Access tokens let external systems, automation jobs, and integrations authenticate Hawzu API requests without using a person’s login credentials.

Access tokens are for API access only. They do not provide access to the Hawzu web experience.


Open access tokens from the workspace Security & Access area or the Access Tokens page.

The Access Tokens page shows the tokens available in the current workspace. The page helps workspace administrators review token ownership, token scope, expiry, and lifecycle state.


Each token has one access type.

Workspace tokens use a workspace role and can access workspace-level API resources according to that role.

Use workspace tokens when an integration needs workspace-level information or must work across the workspace.

Project tokens are assigned to one or more projects. Each project row has its own project role.

Use project tokens when automation should be limited to specific projects.

Project access is evaluated per project. A token with access to two projects can have different permissions in each project.


The table includes:

  • Label: the token name.
  • Access Type: Workspace or Project.
  • Created by: the user who created the token.
  • Created: when the token was created.
  • Expires: the expiry date, or Not specified when no expiry is set.
  • Actions: edit, enable or disable, and revoke actions.

The label column is always visible. Other columns can be shown or hidden with the column visibility control.


Use search to find tokens by label, creator, or token identifier.

Available filters include:

  • Access Type: Workspace or Project.
  • Expiry: filter by expiry date.
  • Created Date: filter by creation date.
  • Created By: filter by creator.
  • Status: Enabled or Disabled.

Sorting is available for label, access type, created by, created date, expiry date, and status.


Tokens can be enabled or disabled.

An enabled token can authenticate API requests, as long as it has not expired and its assigned roles allow the requested action.

A disabled token cannot authenticate API requests.
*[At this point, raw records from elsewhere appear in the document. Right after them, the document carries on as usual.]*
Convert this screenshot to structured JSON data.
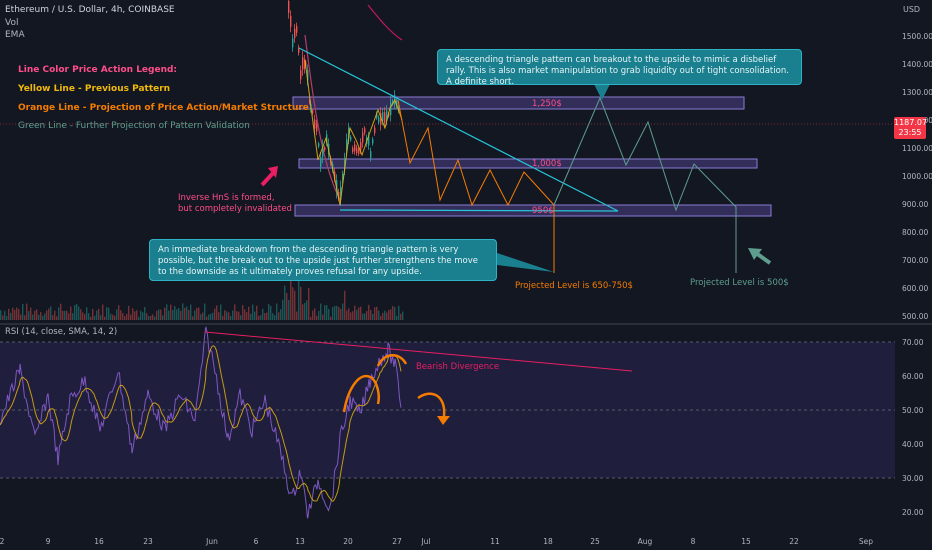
{
  "symbol": {
    "title": "Ethereum / U.S. Dollar, 4h, COINBASE",
    "vol_label": "Vol",
    "ema_label": "EMA"
  },
  "price_axis": {
    "currency": "USD",
    "ticks": [
      "1500.00",
      "1400.00",
      "1300.00",
      "1200.00",
      "1100.00",
      "1000.00",
      "900.00",
      "800.00",
      "700.00",
      "600.00",
      "500.00"
    ],
    "last_price": "1187.07",
    "countdown": "23:55",
    "last_price_color": "#f23645"
  },
  "rsi_axis": {
    "ticks": [
      "70.00",
      "60.00",
      "50.00",
      "40.00",
      "30.00",
      "20.00"
    ]
  },
  "time_axis": {
    "ticks": [
      "2",
      "9",
      "16",
      "23",
      "Jun",
      "6",
      "13",
      "20",
      "27",
      "Jul",
      "11",
      "18",
      "25",
      "Aug",
      "8",
      "15",
      "22",
      "Sep"
    ]
  },
  "legend": {
    "title": "Line Color Price Action Legend:",
    "yellow": "Yellow Line - Previous Pattern",
    "orange": "Orange Line - Projection of Price Action/Market Structure",
    "green": "Green Line - Further Projection of Pattern Validation"
  },
  "annotations": {
    "level_1250": "1,250$",
    "level_1000": "1,000$",
    "level_950": "950$",
    "inverse_hns": "Inverse HnS is formed,",
    "inverse_hns_2": "but completely invalidated",
    "projected_orange": "Projected Level is 650-750$",
    "projected_green": "Projected Level is 500$",
    "bearish_divergence": "Bearish Divergence"
  },
  "callouts": {
    "top": "A descending triangle pattern can breakout to the upside to mimic a disbelief rally. This is also market manipulation to grab liquidity out of tight consolidation. A definite short.",
    "bottom": "An immediate breakdown from the descending triangle pattern is very possible, but the break out to the upside just further strengthens the move to the downside as it ultimately proves refusal for any upside."
  },
  "rsi": {
    "title": "RSI (14, close, SMA, 14, 2)"
  },
  "colors": {
    "background": "#131722",
    "zone_fill": "#5b4a9e",
    "zone_border": "#8a7cd6",
    "triangle": "#26c6da",
    "orange": "#f57c00",
    "green": "#5e9e8e",
    "rsi_line": "#7e57c2",
    "rsi_ma": "#f0b90b",
    "divergence": "#e91e63"
  },
  "chart_data": {
    "type": "line",
    "title": "Ethereum / U.S. Dollar, 4h, COINBASE",
    "ylim": [
      480,
      1560
    ],
    "price_levels": [
      1250,
      1000,
      950
    ],
    "orange_projection_points": [
      [
        1260,
        "late Jun"
      ],
      [
        1000,
        "Jul"
      ],
      [
        1200,
        "Jul"
      ],
      [
        900,
        "Jul"
      ],
      [
        1100,
        "Jul"
      ],
      [
        900,
        "Jul"
      ],
      [
        1050,
        "mid Jul"
      ],
      [
        900,
        "Jul 18"
      ],
      [
        680,
        "Jul 18"
      ]
    ],
    "green_projection_points": [
      [
        880,
        "Jul 20"
      ],
      [
        1270,
        "Jul 25"
      ],
      [
        1030,
        "Jul 29"
      ],
      [
        1200,
        "Aug 1"
      ],
      [
        890,
        "Aug 6"
      ],
      [
        1040,
        "Aug 9"
      ],
      [
        890,
        "Aug 13"
      ],
      [
        530,
        "Aug 13"
      ]
    ],
    "rsi_ylim": [
      15,
      72
    ],
    "rsi_levels": [
      70,
      50,
      30
    ]
  }
}
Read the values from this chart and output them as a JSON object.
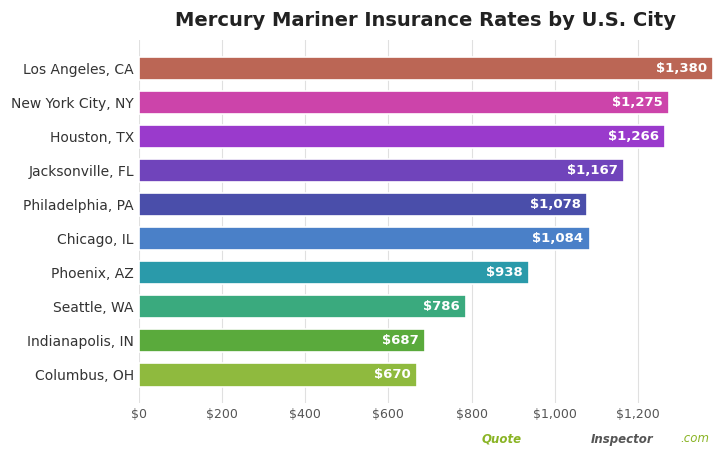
{
  "title": "Mercury Mariner Insurance Rates by U.S. City",
  "cities": [
    "Columbus, OH",
    "Indianapolis, IN",
    "Seattle, WA",
    "Phoenix, AZ",
    "Chicago, IL",
    "Philadelphia, PA",
    "Jacksonville, FL",
    "Houston, TX",
    "New York City, NY",
    "Los Angeles, CA"
  ],
  "values": [
    670,
    687,
    786,
    938,
    1084,
    1078,
    1167,
    1266,
    1275,
    1380
  ],
  "bar_colors": [
    "#8fba3e",
    "#5aaa3c",
    "#3aaa7e",
    "#2a9aaa",
    "#4a80c8",
    "#4a4eaa",
    "#7044bb",
    "#9a3acc",
    "#cc44aa",
    "#bb6655"
  ],
  "xlim": [
    0,
    1380
  ],
  "xtick_values": [
    0,
    200,
    400,
    600,
    800,
    1000,
    1200
  ],
  "background_color": "#ffffff",
  "grid_color": "#e0e0e0",
  "label_color": "#ffffff",
  "title_fontsize": 14,
  "bar_label_fontsize": 9.5,
  "tick_fontsize": 9,
  "ytick_fontsize": 10,
  "watermark_bold": "Inspector",
  "watermark_regular_pre": "Quote",
  "watermark_regular_post": ".com",
  "watermark_color_green": "#8ab425",
  "watermark_color_gray": "#555555"
}
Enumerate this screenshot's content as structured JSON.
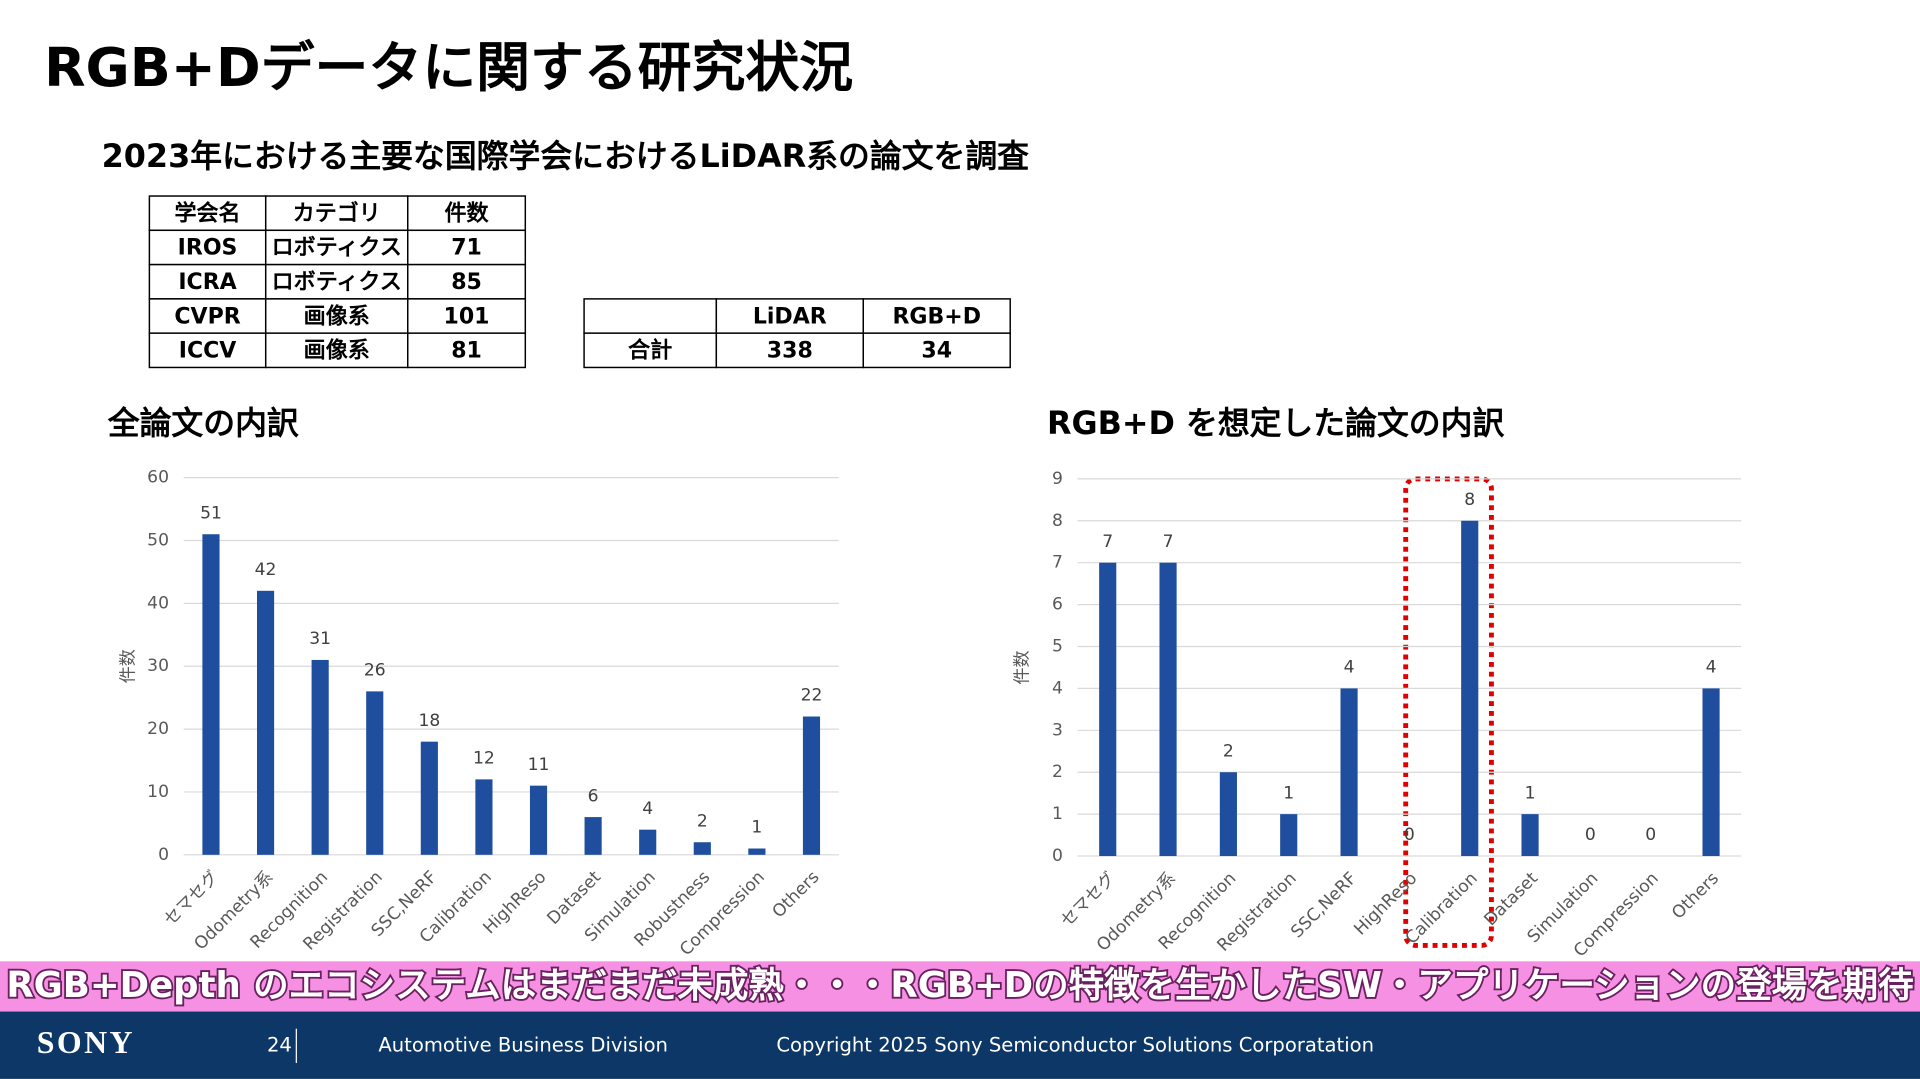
{
  "title": "RGB+Dデータに関する研究状況",
  "subtitle": "2023年における主要な国際学会におけるLiDAR系の論文を調査",
  "conference_table": {
    "header": [
      "学会名",
      "カテゴリ",
      "件数"
    ],
    "rows": [
      [
        "IROS",
        "ロボティクス",
        71
      ],
      [
        "ICRA",
        "ロボティクス",
        85
      ],
      [
        "CVPR",
        "画像系",
        101
      ],
      [
        "ICCV",
        "画像系",
        81
      ]
    ]
  },
  "total_table": {
    "header": [
      "LiDAR",
      "RGB+D"
    ],
    "row_label": "合計",
    "values": [
      338,
      34
    ]
  },
  "chart_data": [
    {
      "type": "bar",
      "title": "全論文の内訳",
      "y_label": "件数",
      "categories": [
        "セマセグ",
        "Odometry系",
        "Recognition",
        "Registration",
        "SSC,NeRF",
        "Calibration",
        "HighReso",
        "Dataset",
        "Simulation",
        "Robustness",
        "Compression",
        "Others"
      ],
      "values": [
        51,
        42,
        31,
        26,
        18,
        12,
        11,
        6,
        4,
        2,
        1,
        22
      ],
      "color": "#1f4e9e",
      "ylim": [
        0,
        60
      ],
      "yticks": [
        0,
        10,
        20,
        30,
        40,
        50,
        60
      ],
      "grid": true
    },
    {
      "type": "bar",
      "title": "RGB+D を想定した論文の内訳",
      "y_label": "件数",
      "categories": [
        "セマセグ",
        "Odometry系",
        "Recognition",
        "Registration",
        "SSC,NeRF",
        "HighReso",
        "Calibration",
        "Dataset",
        "Simulation",
        "Compression",
        "Others"
      ],
      "values": [
        7,
        7,
        2,
        1,
        4,
        0,
        8,
        1,
        0,
        0,
        4
      ],
      "color": "#1f4e9e",
      "ylim": [
        0,
        9
      ],
      "yticks": [
        0,
        1,
        2,
        3,
        4,
        5,
        6,
        7,
        8,
        9
      ],
      "grid": true
    }
  ],
  "banner": "RGB+Depth のエコシステムはまだまだ未成熟・・・RGB+Dの特徴を生かしたSW・アプリケーションの登場を期待",
  "footer": {
    "brand": "SONY",
    "page": 24,
    "division": "Automotive Business Division",
    "copyright": "Copyright 2025 Sony Semiconductor Solutions Corporatation"
  }
}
Disable a token when you want to pause access without permanently removing it.

Disabled tokens can be enabled again by users with the required access.


Tokens can have an expiry date or no expiry date.
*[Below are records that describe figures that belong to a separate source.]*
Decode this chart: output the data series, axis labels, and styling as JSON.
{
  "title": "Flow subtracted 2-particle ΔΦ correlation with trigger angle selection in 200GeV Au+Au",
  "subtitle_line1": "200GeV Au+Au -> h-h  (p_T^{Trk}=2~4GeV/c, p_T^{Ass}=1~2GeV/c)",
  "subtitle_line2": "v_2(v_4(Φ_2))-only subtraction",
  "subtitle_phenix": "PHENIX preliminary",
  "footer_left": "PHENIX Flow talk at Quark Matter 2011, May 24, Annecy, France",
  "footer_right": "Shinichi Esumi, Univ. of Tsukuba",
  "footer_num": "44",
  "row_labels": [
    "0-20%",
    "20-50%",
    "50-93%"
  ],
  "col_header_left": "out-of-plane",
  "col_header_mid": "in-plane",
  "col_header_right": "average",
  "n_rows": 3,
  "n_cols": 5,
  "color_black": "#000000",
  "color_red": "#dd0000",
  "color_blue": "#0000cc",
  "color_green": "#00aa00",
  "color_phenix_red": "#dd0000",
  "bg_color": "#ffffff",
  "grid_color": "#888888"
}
Expiry options are selected when a token is created or edited. Tokens with no expiry are allowed, but Hawzu shows a security warning because long-lived tokens carry more risk.

When a token expires, systems using that token should stop authenticating successfully.
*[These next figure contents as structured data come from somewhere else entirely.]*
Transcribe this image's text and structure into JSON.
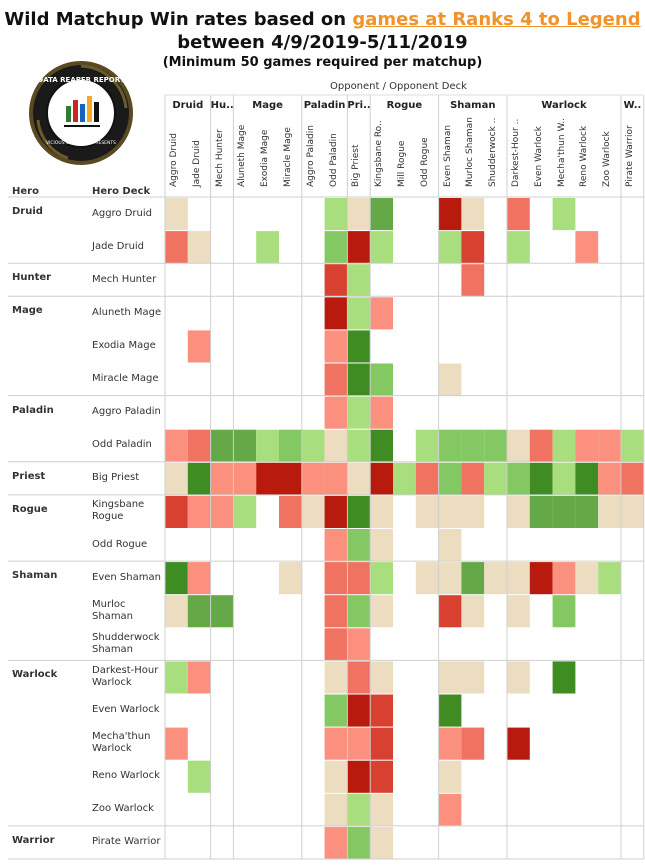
{
  "header": {
    "title_prefix": "Wild Matchup Win rates based on ",
    "title_link": "games at Ranks 4 to Legend",
    "title_line2": "between 4/9/2019-5/11/2019",
    "subtitle": "(Minimum 50 games required per matchup)"
  },
  "logo": {
    "text_top": "DATA REAPER REPORT",
    "text_bottom": "VICIOUS SYNDICATE PRESENTS"
  },
  "axis": {
    "opponent": "Opponent  /  Opponent Deck",
    "hero": "Hero",
    "hero_deck": "Hero Deck"
  },
  "colors": {
    "strong_loss": "#b81a0e",
    "loss": "#d84030",
    "mild_loss": "#f07260",
    "slight_loss": "#fb907f",
    "even": "#ecdcc0",
    "slight_win": "#a9de7e",
    "mild_win": "#84c864",
    "win": "#64a848",
    "strong_win": "#3e8c22"
  },
  "chart_data": {
    "type": "heatmap",
    "title": "Wild Matchup Win rates based on games at Ranks 4 to Legend between 4/9/2019-5/11/2019",
    "subtitle": "(Minimum 50 games required per matchup)",
    "opponent_groups": [
      {
        "label": "Druid",
        "span": 2
      },
      {
        "label": "Hu..",
        "span": 1
      },
      {
        "label": "Mage",
        "span": 3
      },
      {
        "label": "Paladin",
        "span": 2
      },
      {
        "label": "Pri..",
        "span": 1
      },
      {
        "label": "Rogue",
        "span": 3
      },
      {
        "label": "Shaman",
        "span": 3
      },
      {
        "label": "Warlock",
        "span": 5
      },
      {
        "label": "W..",
        "span": 1
      }
    ],
    "columns": [
      "Aggro Druid",
      "Jade Druid",
      "Mech Hunter",
      "Aluneth Mage",
      "Exodia Mage",
      "Miracle Mage",
      "Aggro Paladin",
      "Odd Paladin",
      "Big Priest",
      "Kingsbane Ro..",
      "Mill Rogue",
      "Odd Rogue",
      "Even Shaman",
      "Murloc Shaman",
      "Shudderwock ..",
      "Darkest-Hour ..",
      "Even Warlock",
      "Mecha'thun W..",
      "Reno Warlock",
      "Zoo Warlock",
      "Pirate Warrior"
    ],
    "rows": [
      {
        "hero": "Druid",
        "deck": "Aggro Druid",
        "cells": [
          "N",
          null,
          null,
          null,
          null,
          null,
          null,
          "W1",
          "N",
          "W3",
          null,
          null,
          "L4",
          "N",
          null,
          "L2",
          null,
          "W1",
          null,
          null,
          null
        ]
      },
      {
        "hero": "",
        "deck": "Jade Druid",
        "cells": [
          "L2",
          "N",
          null,
          null,
          "W1",
          null,
          null,
          "W2",
          "L4",
          "W1",
          null,
          null,
          "W1",
          "L3",
          null,
          "W1",
          null,
          null,
          "L1",
          null,
          null
        ]
      },
      {
        "hero": "Hunter",
        "deck": "Mech Hunter",
        "cells": [
          null,
          null,
          null,
          null,
          null,
          null,
          null,
          "L3",
          "W1",
          null,
          null,
          null,
          null,
          "L2",
          null,
          null,
          null,
          null,
          null,
          null,
          null
        ]
      },
      {
        "hero": "Mage",
        "deck": "Aluneth Mage",
        "cells": [
          null,
          null,
          null,
          null,
          null,
          null,
          null,
          "L4",
          "W1",
          "L1",
          null,
          null,
          null,
          null,
          null,
          null,
          null,
          null,
          null,
          null,
          null
        ]
      },
      {
        "hero": "",
        "deck": "Exodia Mage",
        "cells": [
          null,
          "L1",
          null,
          null,
          null,
          null,
          null,
          "L1",
          "W4",
          null,
          null,
          null,
          null,
          null,
          null,
          null,
          null,
          null,
          null,
          null,
          null
        ]
      },
      {
        "hero": "",
        "deck": "Miracle Mage",
        "cells": [
          null,
          null,
          null,
          null,
          null,
          null,
          null,
          "L2",
          "W4",
          "W2",
          null,
          null,
          "N",
          null,
          null,
          null,
          null,
          null,
          null,
          null,
          null
        ]
      },
      {
        "hero": "Paladin",
        "deck": "Aggro Paladin",
        "cells": [
          null,
          null,
          null,
          null,
          null,
          null,
          null,
          "L1",
          "W1",
          "L1",
          null,
          null,
          null,
          null,
          null,
          null,
          null,
          null,
          null,
          null,
          null
        ]
      },
      {
        "hero": "",
        "deck": "Odd Paladin",
        "cells": [
          "L1",
          "L2",
          "W3",
          "W3",
          "W1",
          "W2",
          "W1",
          "N",
          "W1",
          "W4",
          null,
          "W1",
          "W2",
          "W2",
          "W2",
          "N",
          "L2",
          "W1",
          "L1",
          "L1",
          "W1"
        ]
      },
      {
        "hero": "Priest",
        "deck": "Big Priest",
        "cells": [
          "N",
          "W4",
          "L1",
          "L1",
          "L4",
          "L4",
          "L1",
          "L1",
          "N",
          "L4",
          "W1",
          "L2",
          "W2",
          "L2",
          "W1",
          "W2",
          "W4",
          "W1",
          "W4",
          "L1",
          "L2"
        ]
      },
      {
        "hero": "Rogue",
        "deck": "Kingsbane Rogue",
        "cells": [
          "L3",
          "L1",
          "L1",
          "W1",
          null,
          "L2",
          "N",
          "L4",
          "W4",
          "N",
          null,
          "N",
          "N",
          "N",
          null,
          "N",
          "W3",
          "W3",
          "W3",
          "N",
          "N"
        ]
      },
      {
        "hero": "",
        "deck": "Odd Rogue",
        "cells": [
          null,
          null,
          null,
          null,
          null,
          null,
          null,
          "L1",
          "W2",
          "N",
          null,
          null,
          "N",
          null,
          null,
          null,
          null,
          null,
          null,
          null,
          null
        ]
      },
      {
        "hero": "Shaman",
        "deck": "Even Shaman",
        "cells": [
          "W4",
          "L1",
          null,
          null,
          null,
          "N",
          null,
          "L2",
          "L2",
          "W1",
          null,
          "N",
          "N",
          "W3",
          "N",
          "N",
          "L4",
          "L1",
          "N",
          "W1",
          null
        ]
      },
      {
        "hero": "",
        "deck": "Murloc Shaman",
        "cells": [
          "N",
          "W3",
          "W3",
          null,
          null,
          null,
          null,
          "L2",
          "W2",
          "N",
          null,
          null,
          "L3",
          "N",
          null,
          "N",
          null,
          "W2",
          null,
          null,
          null
        ]
      },
      {
        "hero": "",
        "deck": "Shudderwock Shaman",
        "cells": [
          null,
          null,
          null,
          null,
          null,
          null,
          null,
          "L2",
          "L1",
          null,
          null,
          null,
          null,
          null,
          null,
          null,
          null,
          null,
          null,
          null,
          null
        ]
      },
      {
        "hero": "Warlock",
        "deck": "Darkest-Hour Warlock",
        "cells": [
          "W1",
          "L1",
          null,
          null,
          null,
          null,
          null,
          "N",
          "L2",
          "N",
          null,
          null,
          "N",
          "N",
          null,
          "N",
          null,
          "W4",
          null,
          null,
          null
        ]
      },
      {
        "hero": "",
        "deck": "Even Warlock",
        "cells": [
          null,
          null,
          null,
          null,
          null,
          null,
          null,
          "W2",
          "L4",
          "L3",
          null,
          null,
          "W4",
          null,
          null,
          null,
          null,
          null,
          null,
          null,
          null
        ]
      },
      {
        "hero": "",
        "deck": "Mecha'thun Warlock",
        "cells": [
          "L1",
          null,
          null,
          null,
          null,
          null,
          null,
          "L1",
          "L1",
          "L3",
          null,
          null,
          "L1",
          "L2",
          null,
          "L4",
          null,
          null,
          null,
          null,
          null
        ]
      },
      {
        "hero": "",
        "deck": "Reno Warlock",
        "cells": [
          null,
          "W1",
          null,
          null,
          null,
          null,
          null,
          "N",
          "L4",
          "L3",
          null,
          null,
          "N",
          null,
          null,
          null,
          null,
          null,
          null,
          null,
          null
        ]
      },
      {
        "hero": "",
        "deck": "Zoo Warlock",
        "cells": [
          null,
          null,
          null,
          null,
          null,
          null,
          null,
          "N",
          "W1",
          "N",
          null,
          null,
          "L1",
          null,
          null,
          null,
          null,
          null,
          null,
          null,
          null
        ]
      },
      {
        "hero": "Warrior",
        "deck": "Pirate Warrior",
        "cells": [
          null,
          null,
          null,
          null,
          null,
          null,
          null,
          "L1",
          "W2",
          "N",
          null,
          null,
          null,
          null,
          null,
          null,
          null,
          null,
          null,
          null,
          null
        ]
      }
    ]
  }
}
Users with the right access can:

  • Create tokens.
  • Review token details.
  • Edit token name, role assignments, project access, and expiry.
  • Disable Token: temporarily revokes access for any processes using the token. A Disable Access Token confirmation explains that CI/CD pipelines, automation scripts, or integrations using the token will fail to authenticate until it is re-enabled.
  • Enable Token: reactivates a disabled token. An Enable Access Token confirmation explains that tools using the token regain access and resume normal operation.
  • Revoke Token: permanently removes the token. A Confirm Revocation dialog warns that the action cannot be undone and that any pipelines, scripts, or integrations using the token will stop working immediately.

Revoking a token removes access immediately and cannot be undone. Create a replacement token before revoking a token used by pipelines, scripts, or integrations.


Access token actions depend on workspace permissions.

  • Users need create access to create tokens.
  • Users need edit access to update, enable, or disable tokens.
  • Users need revoke access to permanently revoke tokens.

The roles available in token role pickers are limited to roles that can be assigned to access tokens.